Ci guarda e anche il nostro occhio si cristallizza. Polvere e granelli di sabbia incrostano la superficie dello schermo che si dichiara così l’occhio di una macchina da presa. Senza soluzione di continuità. Non ci sono stacchi. Solo precisi e continui scivolamenti fuori e dentro il nostro corpo. Siamo in una tempesta di sabbia, in una situazione di pericolo. I movimenti della ragazza si fanno più concitati, comunica con qualcuno, chiede aiuto con una ricetrasmittente, una musica sinfonica plasma l’erotismo e la malinconia della scena, di cui anche questa volta scoprirò solo più tardi il significato.

 

È una scena di raccordo dell’ultimo gioco di Hideo Kojima, Metal Gear Solid 5. Ora le chiamano cutscenes e la definizione che ne dà Wikipedia è troppo filosofica per non essere trascritta. È un tempo nel videogame dove il gioco si interrompe e il giocatore vede qualcosa accadere.

 

Ma in questo caso non è una sospensione. Perché il piano continua nel gioco come in un unico lungo pianosequenza, senza fratture di ordine estetico o di definizione grafica. Quello che sorprende sono piuttosto i ritmi, i tempi appunto di questi accadimenti, le linee dei movimenti di macchina e una drammaturgia che prende forma direttamente dal piano. O più semplicemente la libertà della visione che qui si confronta con un mondo aperto, una scena virtualmente infinita dove queste scene sono spesso nascoste, occultate come in una ghost track.
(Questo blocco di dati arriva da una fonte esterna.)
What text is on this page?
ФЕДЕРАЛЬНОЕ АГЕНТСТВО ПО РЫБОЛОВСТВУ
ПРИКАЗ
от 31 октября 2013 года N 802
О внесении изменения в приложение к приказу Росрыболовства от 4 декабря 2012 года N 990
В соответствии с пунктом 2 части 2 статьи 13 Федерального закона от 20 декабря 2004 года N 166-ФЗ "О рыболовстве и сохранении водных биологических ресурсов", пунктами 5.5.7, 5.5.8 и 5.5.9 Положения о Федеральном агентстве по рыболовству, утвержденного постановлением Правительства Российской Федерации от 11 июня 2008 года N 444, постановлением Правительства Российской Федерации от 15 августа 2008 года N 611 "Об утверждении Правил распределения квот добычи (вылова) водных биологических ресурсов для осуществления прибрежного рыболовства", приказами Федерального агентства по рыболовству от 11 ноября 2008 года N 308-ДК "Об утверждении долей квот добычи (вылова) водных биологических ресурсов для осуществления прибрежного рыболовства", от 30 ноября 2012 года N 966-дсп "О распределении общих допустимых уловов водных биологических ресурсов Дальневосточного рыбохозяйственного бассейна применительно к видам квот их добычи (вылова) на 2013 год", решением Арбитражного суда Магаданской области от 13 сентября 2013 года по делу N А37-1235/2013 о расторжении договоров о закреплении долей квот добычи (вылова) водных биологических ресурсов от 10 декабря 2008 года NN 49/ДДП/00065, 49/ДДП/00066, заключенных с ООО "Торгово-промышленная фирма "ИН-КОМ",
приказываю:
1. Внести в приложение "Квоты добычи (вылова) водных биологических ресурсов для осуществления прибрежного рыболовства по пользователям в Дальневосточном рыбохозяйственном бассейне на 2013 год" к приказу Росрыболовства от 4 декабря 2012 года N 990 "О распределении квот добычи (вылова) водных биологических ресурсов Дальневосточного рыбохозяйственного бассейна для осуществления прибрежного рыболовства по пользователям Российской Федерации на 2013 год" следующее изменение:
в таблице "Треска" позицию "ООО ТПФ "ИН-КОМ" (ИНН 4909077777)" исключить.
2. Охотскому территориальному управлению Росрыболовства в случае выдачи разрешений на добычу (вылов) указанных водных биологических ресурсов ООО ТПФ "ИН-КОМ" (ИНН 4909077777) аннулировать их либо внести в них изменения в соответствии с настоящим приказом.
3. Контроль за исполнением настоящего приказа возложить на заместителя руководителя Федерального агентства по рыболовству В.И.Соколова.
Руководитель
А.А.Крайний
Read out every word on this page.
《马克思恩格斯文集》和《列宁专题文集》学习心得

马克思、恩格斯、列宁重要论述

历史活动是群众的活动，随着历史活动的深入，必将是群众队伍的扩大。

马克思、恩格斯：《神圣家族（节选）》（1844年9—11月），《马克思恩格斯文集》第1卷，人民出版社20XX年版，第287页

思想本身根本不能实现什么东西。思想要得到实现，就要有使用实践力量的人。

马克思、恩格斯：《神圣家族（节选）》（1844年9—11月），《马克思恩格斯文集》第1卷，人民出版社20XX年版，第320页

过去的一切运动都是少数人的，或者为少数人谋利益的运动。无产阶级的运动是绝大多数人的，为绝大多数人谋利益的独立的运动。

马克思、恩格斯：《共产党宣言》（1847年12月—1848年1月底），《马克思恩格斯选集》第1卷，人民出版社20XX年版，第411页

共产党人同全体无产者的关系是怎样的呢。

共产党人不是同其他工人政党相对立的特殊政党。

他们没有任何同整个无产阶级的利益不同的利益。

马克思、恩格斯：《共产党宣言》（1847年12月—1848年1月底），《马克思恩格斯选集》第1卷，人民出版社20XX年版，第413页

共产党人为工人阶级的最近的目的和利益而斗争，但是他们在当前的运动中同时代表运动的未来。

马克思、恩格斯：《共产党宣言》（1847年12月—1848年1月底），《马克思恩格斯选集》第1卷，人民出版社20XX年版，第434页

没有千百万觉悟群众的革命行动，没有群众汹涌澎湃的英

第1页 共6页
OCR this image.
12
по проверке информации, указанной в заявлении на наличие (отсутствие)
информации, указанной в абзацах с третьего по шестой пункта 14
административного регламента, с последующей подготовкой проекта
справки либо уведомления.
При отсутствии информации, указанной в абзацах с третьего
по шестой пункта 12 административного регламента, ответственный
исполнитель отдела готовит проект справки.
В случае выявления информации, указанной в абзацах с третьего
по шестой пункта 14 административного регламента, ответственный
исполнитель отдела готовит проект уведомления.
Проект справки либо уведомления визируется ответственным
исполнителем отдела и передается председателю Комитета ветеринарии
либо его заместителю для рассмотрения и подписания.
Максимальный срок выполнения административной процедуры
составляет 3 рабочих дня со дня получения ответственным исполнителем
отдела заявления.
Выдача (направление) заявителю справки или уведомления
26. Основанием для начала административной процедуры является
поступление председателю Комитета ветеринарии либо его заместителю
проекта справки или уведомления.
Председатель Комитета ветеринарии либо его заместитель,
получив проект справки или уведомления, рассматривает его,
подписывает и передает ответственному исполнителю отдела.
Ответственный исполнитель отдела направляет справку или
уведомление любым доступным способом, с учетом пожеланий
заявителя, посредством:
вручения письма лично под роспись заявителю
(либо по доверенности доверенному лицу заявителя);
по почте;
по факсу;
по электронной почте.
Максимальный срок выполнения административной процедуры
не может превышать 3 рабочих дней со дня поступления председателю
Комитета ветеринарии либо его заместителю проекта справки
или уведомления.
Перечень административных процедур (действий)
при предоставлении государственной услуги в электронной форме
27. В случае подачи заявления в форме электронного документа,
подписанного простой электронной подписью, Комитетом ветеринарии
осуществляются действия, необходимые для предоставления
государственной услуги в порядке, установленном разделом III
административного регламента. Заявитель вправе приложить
Piani che potrebbero essere stati rubati a film di autori radicali che qui diventano i tasselli di una narrazione che può appassionare anche dei ragazzini.

 

 

Quando sudato come il mio personaggio mi sollevo a fatica dal divano, quel che resta è una nostalgia di cinema, e la nostalgia di un corpo che per un attimo è stato mio. Nulla come il titolo di questo gioco può descrivere questa esperienza di mancanza: Il dolore fantasma. Tecnica? Arte? Cinema? In fondo, è solo un gioco.